Verlossing

Vanuit de basishouding van ‘aandacht en aanwezig zijn’ kunnen we stap voor stap de meditatie verruimen. We openen onze aandacht en bemerken meer en meer dat ons lichaam als een ruimte verschijnt. We ervaren een open doorschijnende ruimte, niet meer vastzittend in een gefragmenteerd beeld van onszelf en ons lichaam. We zijn open en ontvankelijk naar het Goddelijke en de wereld en tegelijkertijd aanwezig in de kracht van de ruimte-die-we-zijn. Als we onze aandacht zo ruim maken blijkt vervolgens dat deze ruimte een middelpunt heeft, het mystieke hart, het centrum van ons wezen. Het mystieke hart vormt de innerlijke woonplaats van de Ziel. Door steeds vanuit het mystieke hart aandachtig te zijn, kunnen we werkelijk de Ziel tot ontplooiing brengen en ons meer en meer laten inspireren door de Goddelijke Tegenwoordigheid, de eeuwige Bron van liefde, wijsheid en inspiratie. Vanuit het mystieke hart kunnen we ervaren hoe de verticale as, de middenkolom verschijnt: werkelijk een levende verbinding tussen hemel en aarde, werkelijk in evenwicht en niet meer aangetast door de zwarte slang.

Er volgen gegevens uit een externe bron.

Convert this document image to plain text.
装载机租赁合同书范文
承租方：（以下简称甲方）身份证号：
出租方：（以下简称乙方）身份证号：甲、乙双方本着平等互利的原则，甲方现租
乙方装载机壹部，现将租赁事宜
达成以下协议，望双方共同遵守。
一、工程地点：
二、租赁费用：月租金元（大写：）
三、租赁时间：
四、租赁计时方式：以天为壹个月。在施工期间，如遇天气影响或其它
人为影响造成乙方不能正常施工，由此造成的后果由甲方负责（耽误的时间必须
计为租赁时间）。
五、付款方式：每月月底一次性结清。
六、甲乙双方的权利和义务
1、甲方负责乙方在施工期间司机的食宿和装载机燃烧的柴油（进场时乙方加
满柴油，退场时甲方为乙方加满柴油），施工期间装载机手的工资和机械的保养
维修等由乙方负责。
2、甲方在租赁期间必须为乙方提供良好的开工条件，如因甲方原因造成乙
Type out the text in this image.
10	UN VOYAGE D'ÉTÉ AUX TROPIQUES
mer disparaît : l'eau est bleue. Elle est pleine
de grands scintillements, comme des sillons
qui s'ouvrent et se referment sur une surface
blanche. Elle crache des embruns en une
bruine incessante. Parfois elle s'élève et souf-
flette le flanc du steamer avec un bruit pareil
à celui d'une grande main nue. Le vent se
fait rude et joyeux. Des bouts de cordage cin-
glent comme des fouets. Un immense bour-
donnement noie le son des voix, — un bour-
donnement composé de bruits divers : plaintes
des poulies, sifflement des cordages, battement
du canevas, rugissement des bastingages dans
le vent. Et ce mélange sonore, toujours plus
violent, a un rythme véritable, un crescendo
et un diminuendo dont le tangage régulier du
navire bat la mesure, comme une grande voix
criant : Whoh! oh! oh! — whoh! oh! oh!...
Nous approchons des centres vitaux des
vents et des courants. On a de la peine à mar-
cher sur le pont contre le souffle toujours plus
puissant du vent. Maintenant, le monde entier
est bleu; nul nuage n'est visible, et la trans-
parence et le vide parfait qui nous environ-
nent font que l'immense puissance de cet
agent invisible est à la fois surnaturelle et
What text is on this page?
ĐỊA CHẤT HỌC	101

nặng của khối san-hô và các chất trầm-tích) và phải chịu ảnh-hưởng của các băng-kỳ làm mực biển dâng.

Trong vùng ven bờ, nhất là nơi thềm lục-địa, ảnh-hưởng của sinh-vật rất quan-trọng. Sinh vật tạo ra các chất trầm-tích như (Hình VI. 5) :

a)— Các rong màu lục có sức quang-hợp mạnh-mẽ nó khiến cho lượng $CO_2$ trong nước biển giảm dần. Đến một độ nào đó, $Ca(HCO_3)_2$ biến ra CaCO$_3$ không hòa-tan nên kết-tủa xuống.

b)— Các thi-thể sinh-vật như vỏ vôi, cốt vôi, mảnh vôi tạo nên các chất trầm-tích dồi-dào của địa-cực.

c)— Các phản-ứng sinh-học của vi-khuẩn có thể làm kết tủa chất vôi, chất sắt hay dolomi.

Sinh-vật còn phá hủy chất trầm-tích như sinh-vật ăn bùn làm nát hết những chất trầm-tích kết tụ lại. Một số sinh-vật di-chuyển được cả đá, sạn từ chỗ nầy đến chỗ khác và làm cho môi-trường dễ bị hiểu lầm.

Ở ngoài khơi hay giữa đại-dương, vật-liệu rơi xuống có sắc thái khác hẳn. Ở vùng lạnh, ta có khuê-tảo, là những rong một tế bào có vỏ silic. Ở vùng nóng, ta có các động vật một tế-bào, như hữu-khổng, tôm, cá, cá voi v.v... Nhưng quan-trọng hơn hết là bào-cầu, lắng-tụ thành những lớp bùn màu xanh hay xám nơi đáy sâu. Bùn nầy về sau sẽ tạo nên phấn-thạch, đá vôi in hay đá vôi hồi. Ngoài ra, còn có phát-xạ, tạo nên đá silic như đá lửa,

Als we zo aangeraakt zijn kan de meditatie zich meer en meer verdiepen. Er ontstaat een proces van contemplatie. We stemmen ons dieper en dieper af op de Bron, nergens meer op gericht, gericht op ‘niets’. Door gericht te zijn op ‘niets’ is er sprake van loslaten. Loslaten van gedachten en gevoelens. Helemaal leeg zijn, vol van overgave, stilte en inkeer. Het Goddelijke Licht begint meer en meer te schijnen, maar in plaats van dat het Licht ons in het midden aanwezig stelt, is er eerst pijn, frustratie en lijden. Het Licht is overweldigend en zuivert onze vastgeroeste structuren.

Onze ervaring is nog steeds gefragmenteerd en vervormd. Ook al hebben we door ‘aandacht’ en ‘aanwezig zijn’ ons meer geopend en onze persoonlijkheid doorschijnender gemaakt, we leven nog steeds vanuit een egocentrische houding. De zwarte slang blijft zijn zuigkracht uitoefenen. Onze manier van identificeren met de veelheid van de dingen is diepgeworteld. Het Licht spoelt deze houding van toe-eigenen, vastgrijpen en vasthouden schoon. Als we doorzetten en de pijn van het zuiveringsproces toelaten, iedere keer weer opnieuw tot inkeer komen en de diepe levende Stilte werkelijk ervaren, ontvouwt zich een wonderbaarlijk proces. De Goddelijke Bron werkt in ons en er ontstaat een resonantie in de Stilte. Er ontstaan nieuwe gedachten en gevoelens, ontvangen vanuit de creatieve diepte van de Bron. Het Goddelijke spreekt door de mens, een openbaring van grondstructuren, het Licht stroomt door onze Levensboom. We kunnen het mysterieuze Licht werkelijk ontvangen en weer doorgeven.

Bij de verlossing gaat het om een moment van transformatie, waarbij door helemaal op te gaan in niets, er een nieuw leven op een dieper niveau van ‘zijn’ gevormd wordt. Er vindt een omkering plaats, de Ziel vormt de grondtoon in ons leven. De zwarte slang wordt omgevormd en werkt nu in harmonie samen met de witte slang. Deze omkering betekent een vergoddelijking waarbij de nieuwe mens de sporen van de Bron in zijn of haar hart bij zich draagt en werkelijk in evenwicht is.